Avec « Miss Hokusai », Keiichi Hara est passé à côté d’un chef d’œuvre… Tous les éléments y étaient, un sujet intéressant, une équipe technique hors pair, et le savoir faire du réalisateur (rien que de repenser à « Colorful », on pouvait attendre ici le meilleur). Le résultat final est en demi-teintes.
La plus forte entrave à l’enthousiasme tient au scénario. En adaptant le manga éponyme, on s’attendait à une biographie de O-Ei de la fille de l’estampiste Hokusai, ou pour le moins une évocation libre de sa vie, à laquelle viendrait se greffer un environnement historique et social. Hors c’est tout l’inverse qui semble se produire. Keiichi remémore un segment de passé du Japon (la période Edo), avec ses us et coutumes, ses croyances et son contexte sociologique, y affichant son immense admiration pour l’art si prolixe de cette période. Ce qui donne lieu à une juxtaposition de scènes assez décousues, dont le fil ténu est la vie de la famille Hokusai, un prétexte filmique. C’est un choix, personnellement je trouve que le film en perd sa cohérence.
Toutefois, on ne peut qu’être enthousiaste sur la partie visuelle qui donne à l’œil autant d’émerveillement que chez les grands maîtres d’alors. L’hommage est réussi, certaines scènes sont exceptionnelles car elles offrent le mouvement aux estampes recréées. D’ailleurs Hara ne se contente pas seulement d’évoquer le génie d’Hokusai, l’inspiration générale tiendrait d’ailleurs plus du pinceau d’Hiroshige (scènes du pont, de neige, perspectives linéaires des rues, exagération des ombres) avec ses « Cent vues d’Edo » ou encore « les stations de la route de Tôkaidô. Il essaime habilement les clins d’œil furtivement (la mante religieuse de Buncho, la fameuse vague) ou de manière appuyée. C’est du grand art.
Pour le reste, le personnage d’O-Ei est un peu mal traité, par son côté « féministe avant l’heure » au détriment de l’artiste, très peu mis en valeur. Ensuite parce qu’il est passablement antipathique, revêche au niveau du trait jusque dans la voix, qu'il en devient caricatural dans ses fulgurances. Autre aspect négatif, le melting pot musical stresse un peu, enchainant sonorités rock et mélodies traditionnelles sans réelle cohésion.
Et finalement, l’intérêt du film repose sur les thèmes confidentiels traités en filigrane, la place de la femme dans cette société, la crise économique que traversait le Japon alors. Mais aussi des sujets plus tabou comme l’attrait du public pour les « shunga », estampes érotiques toutes aussi prisées que le reste, la prostitution ou encore l’énigmatique personnage du Taikomochi, geisha homme.
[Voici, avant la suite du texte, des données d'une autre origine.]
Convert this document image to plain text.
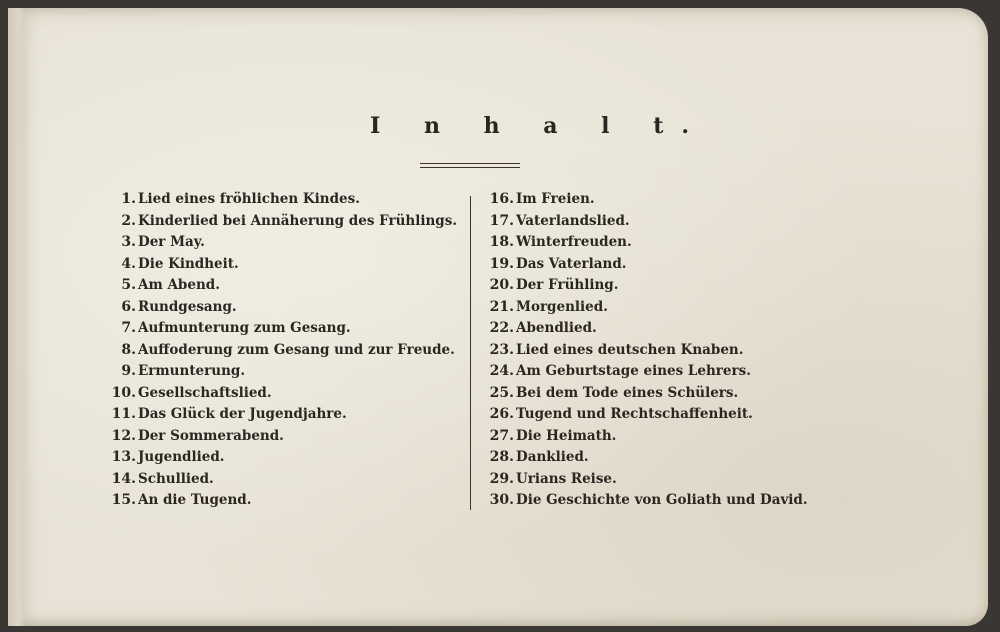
I n h a l t.
1. Lied eines fröhlichen Kindes.
2. Kinderlied bei Annäherung des Frühlings.
3. Der May.
4. Die Kindheit.
5. Am Abend.
6. Rundgesang.
7. Aufmunterung zum Gesang.
8. Auffoderung zum Gesang und zur Freude.
9. Ermunterung.
10. Gesellschaftslied.
11. Das Glück der Jugendjahre.
12. Der Sommerabend.
13. Jugendlied.
14. Schullied.
15. An die Tugend.
16. Im Freien.
17. Vaterlandslied.
18. Winterfreuden.
19. Das Vaterland.
20. Der Frühling.
21. Morgenlied.
22. Abendlied.
23. Lied eines deutschen Knaben.
24. Am Geburtstage eines Lehrers.
25. Bei dem Tode eines Schülers.
26. Tugend und Rechtschaffenheit.
27. Die Heimath.
28. Danklied.
29. Urians Reise.
30. Die Geschichte von Goliath und David.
« Miss Hokusai » est une vraie déclaration d’amour de Keiichi Hara au Japon traditionnel, il a souhaité y traiter tous les aspects, historiques, sociologiques, spirituels… trop sans doute sur un format aussi court.
Il suffit pourtant de repenser aux jeux de O-Nao dans la neige, à l’onirique envol de dragon, du rouge aux joues d’O-Ei qui découvre l’amour, de la beauté féline de Sayogoromo, à tous ces paysages ou décors sublimés, pour sourire béatement à la pensée de ce film.